Hal itu penting dilakukan, kata Bastian, supaya tidak ada pihak yang bila dipanggil wakil rakyat menganggap remeh bahkan tidak hadir.

“Wakil Rakyat harus punya wibawa serta harus kuat sehingga dapat menjalankan fungsi legislasinya. UU MD3 juga bisa jadi penguatan DPR/DPRD agar tidak tersandera pemerintah. Eksekutif tidak boleh absolute power, sehingga DPR lah yang akan menjadi penyeimbang kekuatan,” jelasnya.

Menurut dia, selama ini seringkali DPR dijadikan target oleh KPK, padahal penggunaan anggaran terbesar ada di pemerintah pusat. Belakangan ini KPK sangat jarang mengawasi penggunaan APBN di bidang pendidikan, kesehatan dan pembangunan infrastruktur padahal disanalah uang negara nilainya sangat besar dan paling banyak menguras APBN.

“Malah KPK sibuk menggurusi kasus-kasus yang menimpa kepala daerah dan anggota DPRD,” ujarnya.

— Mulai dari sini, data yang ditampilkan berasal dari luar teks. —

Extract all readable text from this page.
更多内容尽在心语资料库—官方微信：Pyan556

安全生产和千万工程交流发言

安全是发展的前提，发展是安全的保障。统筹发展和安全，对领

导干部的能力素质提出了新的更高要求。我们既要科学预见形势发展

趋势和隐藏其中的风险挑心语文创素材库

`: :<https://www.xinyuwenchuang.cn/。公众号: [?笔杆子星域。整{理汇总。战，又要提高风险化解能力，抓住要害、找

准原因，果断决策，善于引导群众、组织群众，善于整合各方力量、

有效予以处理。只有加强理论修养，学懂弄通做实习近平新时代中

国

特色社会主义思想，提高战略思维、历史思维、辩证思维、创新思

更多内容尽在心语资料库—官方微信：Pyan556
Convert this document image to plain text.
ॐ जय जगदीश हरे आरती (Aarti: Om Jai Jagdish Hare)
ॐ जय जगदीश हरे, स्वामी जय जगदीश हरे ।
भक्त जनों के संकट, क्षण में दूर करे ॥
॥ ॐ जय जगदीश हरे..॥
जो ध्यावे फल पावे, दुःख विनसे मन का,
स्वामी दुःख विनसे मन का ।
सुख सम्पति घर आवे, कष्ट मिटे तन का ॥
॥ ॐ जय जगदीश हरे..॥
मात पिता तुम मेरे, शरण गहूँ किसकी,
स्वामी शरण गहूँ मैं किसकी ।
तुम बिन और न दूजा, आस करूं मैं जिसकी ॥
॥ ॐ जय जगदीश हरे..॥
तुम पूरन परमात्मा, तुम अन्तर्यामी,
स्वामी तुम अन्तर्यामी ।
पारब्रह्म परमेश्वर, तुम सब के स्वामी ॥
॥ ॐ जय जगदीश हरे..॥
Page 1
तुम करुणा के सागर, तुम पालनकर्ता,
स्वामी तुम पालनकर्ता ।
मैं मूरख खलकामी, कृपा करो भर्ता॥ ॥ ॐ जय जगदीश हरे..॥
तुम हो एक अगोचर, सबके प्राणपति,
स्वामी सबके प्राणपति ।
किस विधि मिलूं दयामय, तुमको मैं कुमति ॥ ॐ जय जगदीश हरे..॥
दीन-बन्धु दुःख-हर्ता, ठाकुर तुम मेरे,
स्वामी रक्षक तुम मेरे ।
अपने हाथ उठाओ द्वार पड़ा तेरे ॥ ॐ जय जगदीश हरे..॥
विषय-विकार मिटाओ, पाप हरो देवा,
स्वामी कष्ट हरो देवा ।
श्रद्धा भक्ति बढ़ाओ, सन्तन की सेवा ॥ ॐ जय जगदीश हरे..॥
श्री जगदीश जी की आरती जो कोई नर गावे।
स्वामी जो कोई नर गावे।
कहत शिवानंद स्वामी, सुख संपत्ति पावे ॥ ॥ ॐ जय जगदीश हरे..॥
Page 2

“Karenanya revisi UU MD3 sangat perlu dilakukan agar KPK bisa dan boleh ditanya terkait kinerjanya. KPK tak boleh lagi mangkir dan enggan bila dipanggil DPR. Penguatan ini bukan berarti anggota DPR tidak bisa tersentuh hukum akan tetapi sebagai lembaga DPR dapat berfungsi sebagaimana mestinya. Penguatan kelembagaan DPR bukan penguatan terhadap individu anggota DPR, kita harus berpikir positif,” tambah dia.

Pasca reformasi, lanjut Bastian, lembaga DPR posisinya semakin lemah sementara pemerintah pusat (eksekutif) malah semakin kuat. Padahal pengawas harusnya lebih kuat dari yang diawasi bukan malah sebaliknya sebagaimana yang terjadi selama ini. DPR sebagai pengejawantahan suara rakyat harus lebih kuat dari pengguna uang rakyat (eksekutif) sehingga dapat meminimalisir penyelewengan APBN.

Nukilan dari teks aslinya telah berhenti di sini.